Некоторое время они шли молча. Им обоим нужно было дать своим лёгким отдохнуть. Холодный воздух быстро пропитывал органы и также быстро охлаждал температуру тела. Да и сами разговоры отнимали много сил.
Они продолжали идти. Наконец-то выбрались из котловины, наполненной рыхлым, затягивающим вниз снегом. Их поступь укрепилась. Ветер задул ещё сильнее, усилился. Мог бы успеть ободрать уже все уши, если бы на них не было по паре шапок. Нос кололо, челюсть почти онемела от холода.
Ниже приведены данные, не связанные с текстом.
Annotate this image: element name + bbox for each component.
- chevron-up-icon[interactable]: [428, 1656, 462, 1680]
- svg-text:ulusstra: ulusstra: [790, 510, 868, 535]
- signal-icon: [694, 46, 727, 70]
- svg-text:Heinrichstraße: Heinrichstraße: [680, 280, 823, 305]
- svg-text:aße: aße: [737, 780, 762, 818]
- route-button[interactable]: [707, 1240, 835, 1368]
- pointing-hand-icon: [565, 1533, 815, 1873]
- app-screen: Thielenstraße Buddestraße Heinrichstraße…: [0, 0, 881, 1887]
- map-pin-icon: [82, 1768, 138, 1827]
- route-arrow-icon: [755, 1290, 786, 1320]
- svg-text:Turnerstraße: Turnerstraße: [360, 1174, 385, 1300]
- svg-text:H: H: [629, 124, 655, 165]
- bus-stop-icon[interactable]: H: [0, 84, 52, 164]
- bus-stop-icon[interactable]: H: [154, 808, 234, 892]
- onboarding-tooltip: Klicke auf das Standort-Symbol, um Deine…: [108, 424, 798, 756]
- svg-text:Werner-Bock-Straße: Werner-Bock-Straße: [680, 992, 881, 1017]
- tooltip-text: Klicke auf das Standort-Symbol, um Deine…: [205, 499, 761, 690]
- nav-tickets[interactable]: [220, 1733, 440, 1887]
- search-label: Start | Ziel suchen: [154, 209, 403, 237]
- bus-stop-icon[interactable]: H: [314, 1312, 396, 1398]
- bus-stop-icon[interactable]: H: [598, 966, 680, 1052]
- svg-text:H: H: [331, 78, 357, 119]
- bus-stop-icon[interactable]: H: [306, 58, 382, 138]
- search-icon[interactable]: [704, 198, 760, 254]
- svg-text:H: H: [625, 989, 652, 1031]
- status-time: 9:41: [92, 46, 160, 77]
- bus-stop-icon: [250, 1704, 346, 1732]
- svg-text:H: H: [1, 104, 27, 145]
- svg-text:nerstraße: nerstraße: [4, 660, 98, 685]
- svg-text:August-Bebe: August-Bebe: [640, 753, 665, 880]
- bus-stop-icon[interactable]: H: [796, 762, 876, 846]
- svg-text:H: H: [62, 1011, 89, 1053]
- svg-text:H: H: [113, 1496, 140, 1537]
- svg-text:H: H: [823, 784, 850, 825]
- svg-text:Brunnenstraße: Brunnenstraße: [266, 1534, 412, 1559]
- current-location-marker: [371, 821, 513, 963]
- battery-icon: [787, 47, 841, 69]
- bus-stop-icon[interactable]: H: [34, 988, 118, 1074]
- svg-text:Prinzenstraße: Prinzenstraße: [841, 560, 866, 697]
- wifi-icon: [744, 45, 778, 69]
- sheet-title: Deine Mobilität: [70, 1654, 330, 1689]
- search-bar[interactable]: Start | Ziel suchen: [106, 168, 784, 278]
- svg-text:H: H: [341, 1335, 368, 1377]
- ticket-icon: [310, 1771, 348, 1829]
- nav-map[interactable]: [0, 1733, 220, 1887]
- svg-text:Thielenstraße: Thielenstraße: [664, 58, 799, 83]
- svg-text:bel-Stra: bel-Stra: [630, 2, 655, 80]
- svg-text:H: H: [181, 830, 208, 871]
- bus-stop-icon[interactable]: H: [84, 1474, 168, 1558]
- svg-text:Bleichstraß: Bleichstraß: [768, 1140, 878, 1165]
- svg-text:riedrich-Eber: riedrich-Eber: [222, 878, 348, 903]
Воздушные массы перестали подгонять путников вперёд, стали вдруг хаотичными и беспорядочными, словно маленькие дети, прыгающие с места на место и бегущие то в одну, то в другую сторону.
Внезапно из-за одного из заснеженных холмов выпрыгнула чёрная фигура. Это был Рыжий. Он махал руками, загребал ими полчища морозного воздуха. Звал на помощь.
Щека схватил уже было собравшегося бежать на помощь Эмиля и сказал:
– Я не сижу на двух стульях и не пытаюсь на них усидеть. И эти мысли не тянут меня вниз. Это не мысли вовсе, это цель. И эта цель – выяснить, что по настоящему произошло с миром, найти выжившие места, не тронутые вечной мерзлотой – она не тянет меня вниз, а толкает вперёд. Так-то.
И он первый, в полном обмундировании, с тяжёлым баулом на плечах, ринулся на помощь. Да так, что Эмиль еле-еле поспевал за ним.
* * *
– Фёдор Абросимов – малоизвестная фигура в широких кругах. В прошлом довольно громкий писака, ныне же заржавевшая шестерёнка издательского механизма, которая плодит беззубое, свойственное старикам графоманское творчество, – он дочитал статью в газете, вознёс бумагу кверху и ударил ею об стол. – А я ведь помню этого парня! За год до этой публикации мне самому пришлось написать о нём рецензию. Ничего против новичков не имею, но этот писака мне сразу не понравился. О чем я и написал в своей статье. А этот всё запомнил, выбрался в люди и написал свою и уже обо мне. Только, кажется мне, ещё более хлёстким слогом.
– Ну, – Капитан развёл руками. – Этого мы, Федь, уже не проверим. Разве что кто-то из моих ребят найдёт ещё одну подобную газетёнку.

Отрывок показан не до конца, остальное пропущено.